En segundo lugar, de acuerdo con la doctrina fijada por el Tribunal Supremo (STSS de 24 de julio y 19 de diciembre de 2008, y 15 de enero y 26 de marzo de 2009), se configura como causa resolutoria del contrato de arrendamiento el impago de una sola mensualidad de renta, en todo o en parte. Dice el Tribunal Supremo que " Por ser el contrato de arrendamiento urbano oneroso y conmutativo, es evidente que la primera obligación del arrendatario es la de pagar la renta; por otra parte, salvo cuando las partes hayan acordado que su abono se efectúe en un solo momento, este contrato es de tracto sucesivo y el impago de una sola mensualidad de renta puede motivar la resolución contractual", pudiendo citarse, por todas, las STSS de 18 y 27 de Marzo de 2.014, estableciéndose en el Fallo de esta última: "3º.- Declarar como doctrina jurisprudencial que el pago total de la renta del arrendamiento de una vivienda, fuera de plazo y después de presentada la demanda de desahucio, no excluye la posibilidad de la resolución arrendaticia, o en su caso de declarar enervada la acción de desahucio, aunque la demanda se funde en el impago de una sola mensualidad de la renta, sin que el arrendador venga obligado a soportar que el arrendatario se retrase de ordinario en el abono de las rentas periódicas".

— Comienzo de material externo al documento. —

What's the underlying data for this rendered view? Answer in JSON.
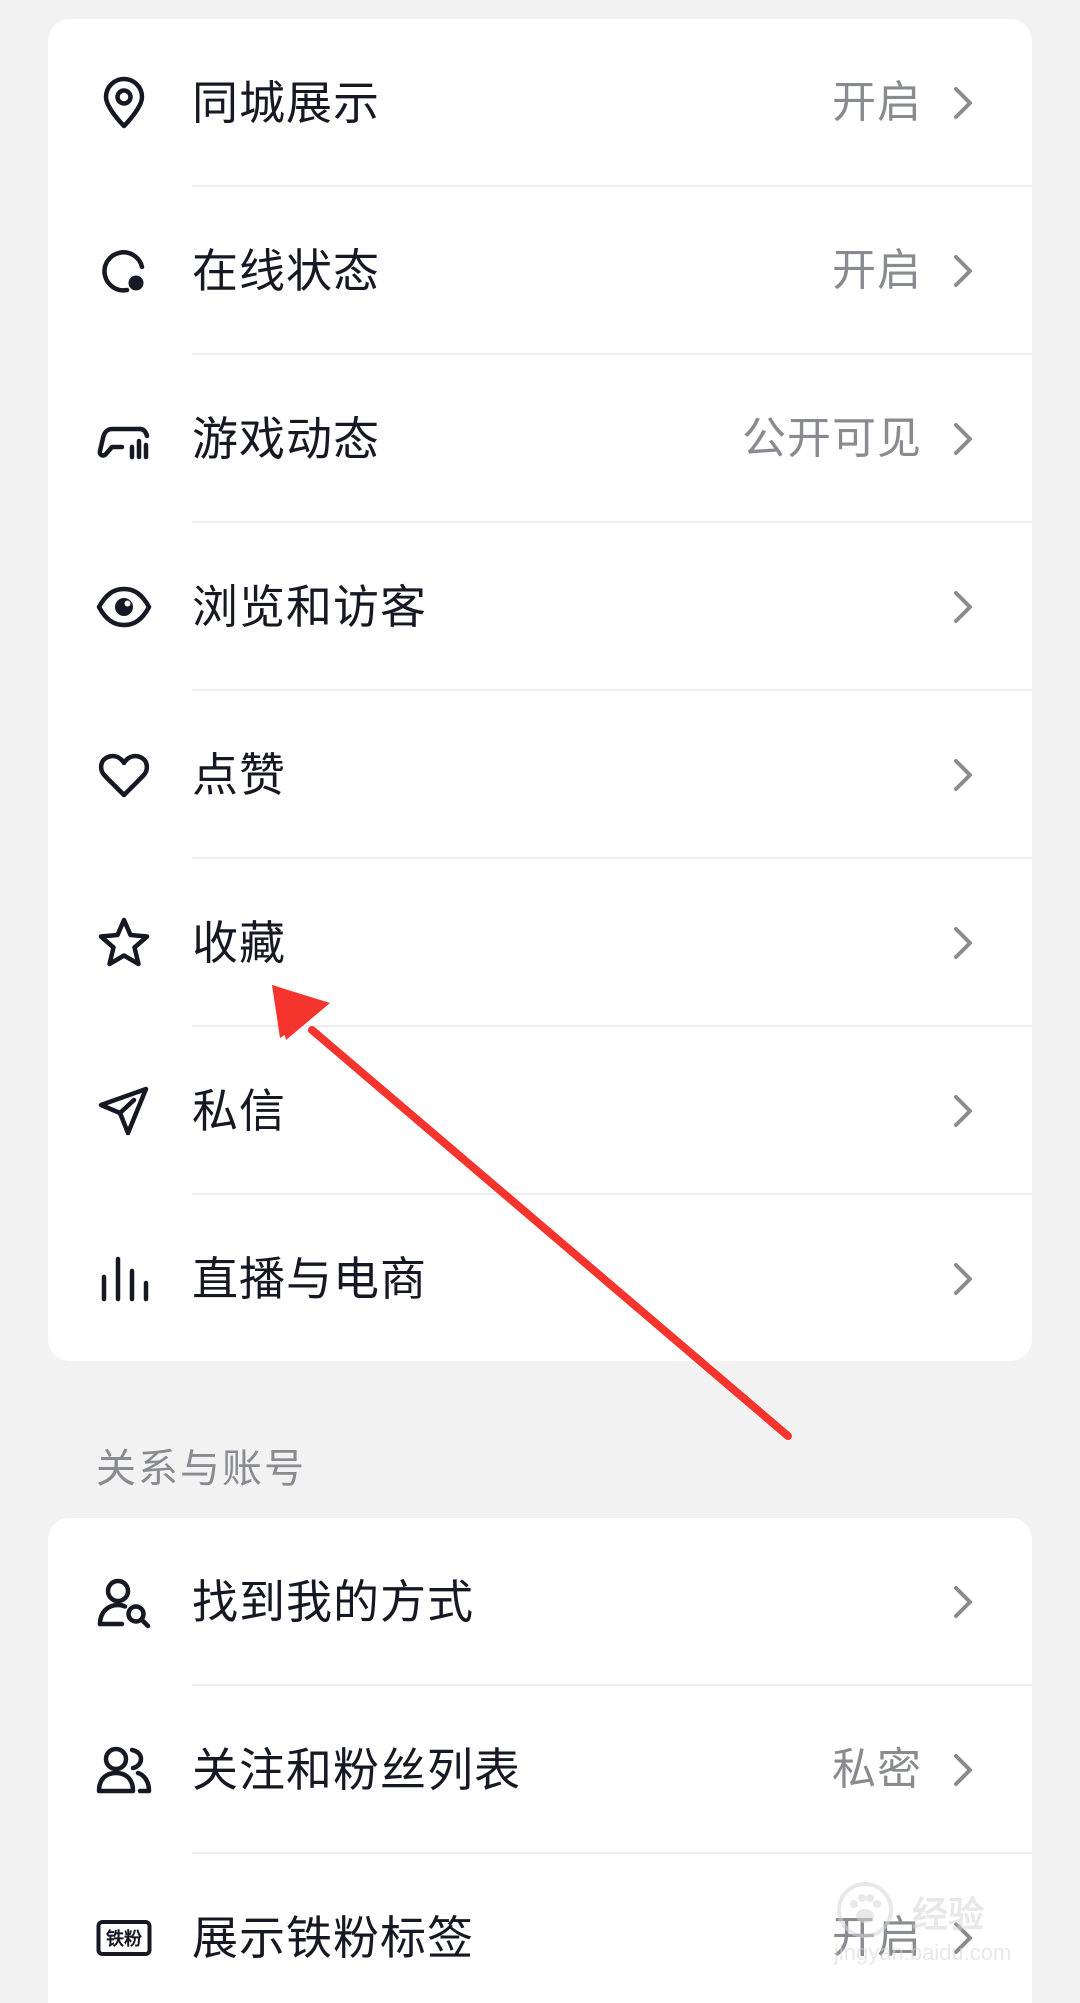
{
  "privacy_rows": [
    {
      "label": "同城展示",
      "value": "开启",
      "icon": "location-pin-icon"
    },
    {
      "label": "在线状态",
      "value": "开启",
      "icon": "online-status-icon"
    },
    {
      "label": "游戏动态",
      "value": "公开可见",
      "icon": "game-controller-icon"
    },
    {
      "label": "浏览和访客",
      "value": "",
      "icon": "eye-icon"
    },
    {
      "label": "点赞",
      "value": "",
      "icon": "heart-icon"
    },
    {
      "label": "收藏",
      "value": "",
      "icon": "star-icon"
    },
    {
      "label": "私信",
      "value": "",
      "icon": "paper-plane-icon"
    },
    {
      "label": "直播与电商",
      "value": "",
      "icon": "bar-chart-icon"
    }
  ],
  "section_relationships": {
    "title": "关系与账号",
    "rows": [
      {
        "label": "找到我的方式",
        "value": "",
        "icon": "user-search-icon"
      },
      {
        "label": "关注和粉丝列表",
        "value": "私密",
        "icon": "users-icon"
      },
      {
        "label": "展示铁粉标签",
        "value": "开启",
        "icon": "fan-badge-icon",
        "badge_text": "铁粉"
      }
    ]
  },
  "annotation": {
    "type": "red-arrow",
    "points_to": "收藏",
    "color": "#f5342e"
  },
  "watermark": {
    "main": "经验",
    "sub": "jingyan.baidu.com"
  },
  "colors": {
    "background": "#f2f2f2",
    "card": "#ffffff",
    "text": "#161823",
    "secondary": "#8a8b91",
    "annotation": "#f5342e"
  }
}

Así pues, de acuerdo con dicha reiterada y constante jurisprudencia, en el desahucio por falta de pago no cabe hablar de "mero retraso en el pago" y, por otro lado, tampoco es necesario que concurra un especial ánimo de incumplir ni es exigible para que concurra la causa resolutoria la existencia de una voluntad contumaz o deliberadamente rebelde al pago del arrendatario, bastando el hecho objetivo de que no se haya procedido al pago de la renta en el plazo legal o contractualmente pactado, por causas no imputables al arrendador (STSS de 18 de octubre 2004, 3 de marzo de 2.005, 20 de septiembre de 2006, 5 de febrero y 31 de mayo de 2007).

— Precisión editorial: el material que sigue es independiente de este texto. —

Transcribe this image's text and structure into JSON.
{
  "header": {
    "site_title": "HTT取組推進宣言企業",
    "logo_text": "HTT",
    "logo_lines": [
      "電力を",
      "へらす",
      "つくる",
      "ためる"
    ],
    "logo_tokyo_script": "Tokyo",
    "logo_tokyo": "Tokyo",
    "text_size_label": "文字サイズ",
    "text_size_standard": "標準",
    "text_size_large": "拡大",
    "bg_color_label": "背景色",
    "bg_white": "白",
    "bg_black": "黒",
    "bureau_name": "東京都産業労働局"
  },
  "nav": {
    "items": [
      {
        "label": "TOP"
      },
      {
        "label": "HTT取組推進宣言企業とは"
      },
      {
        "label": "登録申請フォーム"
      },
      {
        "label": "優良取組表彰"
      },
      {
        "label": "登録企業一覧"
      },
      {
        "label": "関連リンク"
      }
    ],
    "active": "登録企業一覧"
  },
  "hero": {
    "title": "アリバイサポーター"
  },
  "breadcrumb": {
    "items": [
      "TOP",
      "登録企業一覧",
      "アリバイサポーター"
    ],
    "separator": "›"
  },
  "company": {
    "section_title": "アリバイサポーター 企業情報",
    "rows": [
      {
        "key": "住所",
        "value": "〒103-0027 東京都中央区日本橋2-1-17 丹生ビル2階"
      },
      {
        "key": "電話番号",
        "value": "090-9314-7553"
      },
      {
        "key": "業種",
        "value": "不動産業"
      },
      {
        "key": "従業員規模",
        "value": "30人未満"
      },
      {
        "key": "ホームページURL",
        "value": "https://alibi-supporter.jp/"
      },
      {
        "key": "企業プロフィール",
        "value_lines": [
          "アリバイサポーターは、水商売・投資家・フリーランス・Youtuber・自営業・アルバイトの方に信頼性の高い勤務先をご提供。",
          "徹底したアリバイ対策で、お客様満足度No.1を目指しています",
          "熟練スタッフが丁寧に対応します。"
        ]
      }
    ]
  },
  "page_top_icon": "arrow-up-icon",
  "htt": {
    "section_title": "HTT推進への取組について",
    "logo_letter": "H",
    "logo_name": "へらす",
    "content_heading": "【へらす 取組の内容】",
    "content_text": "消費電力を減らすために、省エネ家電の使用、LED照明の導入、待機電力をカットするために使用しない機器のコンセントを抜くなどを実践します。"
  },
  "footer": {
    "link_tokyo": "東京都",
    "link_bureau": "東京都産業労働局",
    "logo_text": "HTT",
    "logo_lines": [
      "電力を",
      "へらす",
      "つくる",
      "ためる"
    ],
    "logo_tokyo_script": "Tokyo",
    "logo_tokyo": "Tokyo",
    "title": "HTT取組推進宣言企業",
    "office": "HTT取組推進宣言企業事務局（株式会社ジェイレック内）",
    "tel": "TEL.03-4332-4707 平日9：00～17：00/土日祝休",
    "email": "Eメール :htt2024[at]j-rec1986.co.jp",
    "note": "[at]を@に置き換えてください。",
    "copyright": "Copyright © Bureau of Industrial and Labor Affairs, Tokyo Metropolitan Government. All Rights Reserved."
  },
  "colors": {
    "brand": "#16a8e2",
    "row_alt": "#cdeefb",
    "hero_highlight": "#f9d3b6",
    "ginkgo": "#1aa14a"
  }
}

En cuanto a la enervación, se configura como un beneficio que la ley concede al arrendatario, y que permite mediante la consignación o el pago de las rentas adeudadas enervar la acción, de manera que si se determina que no concurría falta de pago al momento de presentación de la demanda, procede la íntegra desestimación de la misma; y si se determina que sí concurría falta de pago y, por tanto, que el arrendatario estaba incurso en causa de resolución, podrá este enervar la acción, por una sola vez, a través del pago o la consignación judicial o notarial de las cantidades reclamadas en la demanda y de las que adeude al momento del pago enervador, y siempre que no hubiera precedido requerimiento extrajudicial previo a la demanda, debiendo efectuar el pago o consignación dentro del plazo conferido en el requerimiento de pago, tal y como establece el art. 22. 4 de la LEC.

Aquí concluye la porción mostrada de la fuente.